The second reason that denying our sin makes us liars is that in the process we are rejecting the truth of the Gospel.  The Gospel is the good news that God sent his one and only son into the world to save sinners.  If we are not sinners, then Jesus died for nothing.  If we are without sin, then we have no need of God’s saving grace.  We are in reality calling God a liar and a deceiver. 


It is so easy to get lulled into thinking that we have not sinned.  Most of us think of sin in the big categories of stealing and killing, which most of us manage daily to avoid.  But Jesus did not leave us free to see sin as merely an outward act.  Jesus made it abundantly clear that sin is a matter of the heart.  If we have ever had lustful thoughts, then we are guilty of adultery.  If we have ever felt anger in our hearts for another person, then we are guilty of murder.  If at the end of the day you can by some miracle claim to be without a sin of commission, then consider for a moment the sin of omission.  Have you always thought or done the right thing? Should you have helped your neighbor, but out of laziness or even fear for your own wellbeing failed to offer a helping hand?  It is a rhetorical question because the answer is always yes.  There is always something more we could have done, that we left undone. 

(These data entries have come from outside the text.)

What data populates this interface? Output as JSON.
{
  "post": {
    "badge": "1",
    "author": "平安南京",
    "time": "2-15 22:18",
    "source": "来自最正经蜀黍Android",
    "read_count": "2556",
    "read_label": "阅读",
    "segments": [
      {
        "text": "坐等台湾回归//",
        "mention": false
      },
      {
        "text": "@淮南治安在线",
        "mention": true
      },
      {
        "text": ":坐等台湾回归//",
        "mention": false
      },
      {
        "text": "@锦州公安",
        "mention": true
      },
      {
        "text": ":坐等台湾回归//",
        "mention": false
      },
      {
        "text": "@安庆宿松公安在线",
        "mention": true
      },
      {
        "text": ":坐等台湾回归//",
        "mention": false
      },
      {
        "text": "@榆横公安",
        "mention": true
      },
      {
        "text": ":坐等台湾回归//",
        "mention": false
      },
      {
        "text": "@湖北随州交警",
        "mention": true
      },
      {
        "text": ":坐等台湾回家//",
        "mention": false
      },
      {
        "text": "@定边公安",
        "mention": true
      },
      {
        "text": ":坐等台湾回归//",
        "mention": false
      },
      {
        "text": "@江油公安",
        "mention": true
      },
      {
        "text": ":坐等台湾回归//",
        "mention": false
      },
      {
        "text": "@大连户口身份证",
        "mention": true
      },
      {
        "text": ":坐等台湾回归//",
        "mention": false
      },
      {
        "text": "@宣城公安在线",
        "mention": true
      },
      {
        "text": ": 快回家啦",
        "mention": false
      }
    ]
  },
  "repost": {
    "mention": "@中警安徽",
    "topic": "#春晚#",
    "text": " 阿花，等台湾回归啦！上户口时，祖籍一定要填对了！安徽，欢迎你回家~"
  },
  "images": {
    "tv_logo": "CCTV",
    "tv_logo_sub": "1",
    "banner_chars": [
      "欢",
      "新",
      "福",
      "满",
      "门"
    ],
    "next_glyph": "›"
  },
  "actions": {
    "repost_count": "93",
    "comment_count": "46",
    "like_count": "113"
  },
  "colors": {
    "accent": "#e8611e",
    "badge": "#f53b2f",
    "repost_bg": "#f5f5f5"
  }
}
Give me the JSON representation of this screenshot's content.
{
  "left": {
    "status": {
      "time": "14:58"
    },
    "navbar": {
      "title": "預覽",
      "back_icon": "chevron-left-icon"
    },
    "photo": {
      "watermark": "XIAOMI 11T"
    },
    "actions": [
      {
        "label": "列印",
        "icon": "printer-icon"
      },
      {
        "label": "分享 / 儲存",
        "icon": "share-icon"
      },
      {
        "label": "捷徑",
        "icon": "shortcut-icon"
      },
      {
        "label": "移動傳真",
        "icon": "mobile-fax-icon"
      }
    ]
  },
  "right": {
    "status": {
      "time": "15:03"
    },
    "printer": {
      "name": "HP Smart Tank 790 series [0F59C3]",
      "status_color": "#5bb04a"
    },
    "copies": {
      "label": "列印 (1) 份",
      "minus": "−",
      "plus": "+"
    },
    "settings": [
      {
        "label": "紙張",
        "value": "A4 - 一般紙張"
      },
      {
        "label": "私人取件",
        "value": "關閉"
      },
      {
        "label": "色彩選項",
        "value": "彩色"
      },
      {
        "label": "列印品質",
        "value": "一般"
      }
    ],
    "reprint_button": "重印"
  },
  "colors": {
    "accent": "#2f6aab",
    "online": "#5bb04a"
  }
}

The good news of the Gospel that John proclaims to us is that when, “we confess our sins, he (Jesus) is faithful and just to forgive us our sins and to cleanse us from all unrighteousness.”  When we can finally admit the truth about ourselves, that we all fall short of the glory of God, then we will find in Jesus the righteous demand of God’s law fulfilled.  Not by our own good works, but rather by the gift of a gracious Savior who died on the cross for our forgiveness.  Jesus paid the full penalty for our sin and rebellion.  In Jesus, the justice of God is upheld.  When we give up on deceiving ourselves and admit what God already knows to be true about our lives, then the precious blood of our Sacrificial Savior washes us clean of all our sin and unrighteousness.  That my friends is an amazing reward for telling the truth.     

Closing Prayer (from the Book of Common Prayer, Confession of Sins)

Most merciful God, we confess that we have sinned against you in thought, word and deed, by what we have done, and by what we have left undone. We have not loved you with our whole heart; we have not loved our neighbors as ourselves. We are truly sorry and we humbly repent. For the sake of your Son Jesus Christ, have mercy on us and forgive us; that we may delight in your will, and walk in your ways, to the glory of your Name. Amen.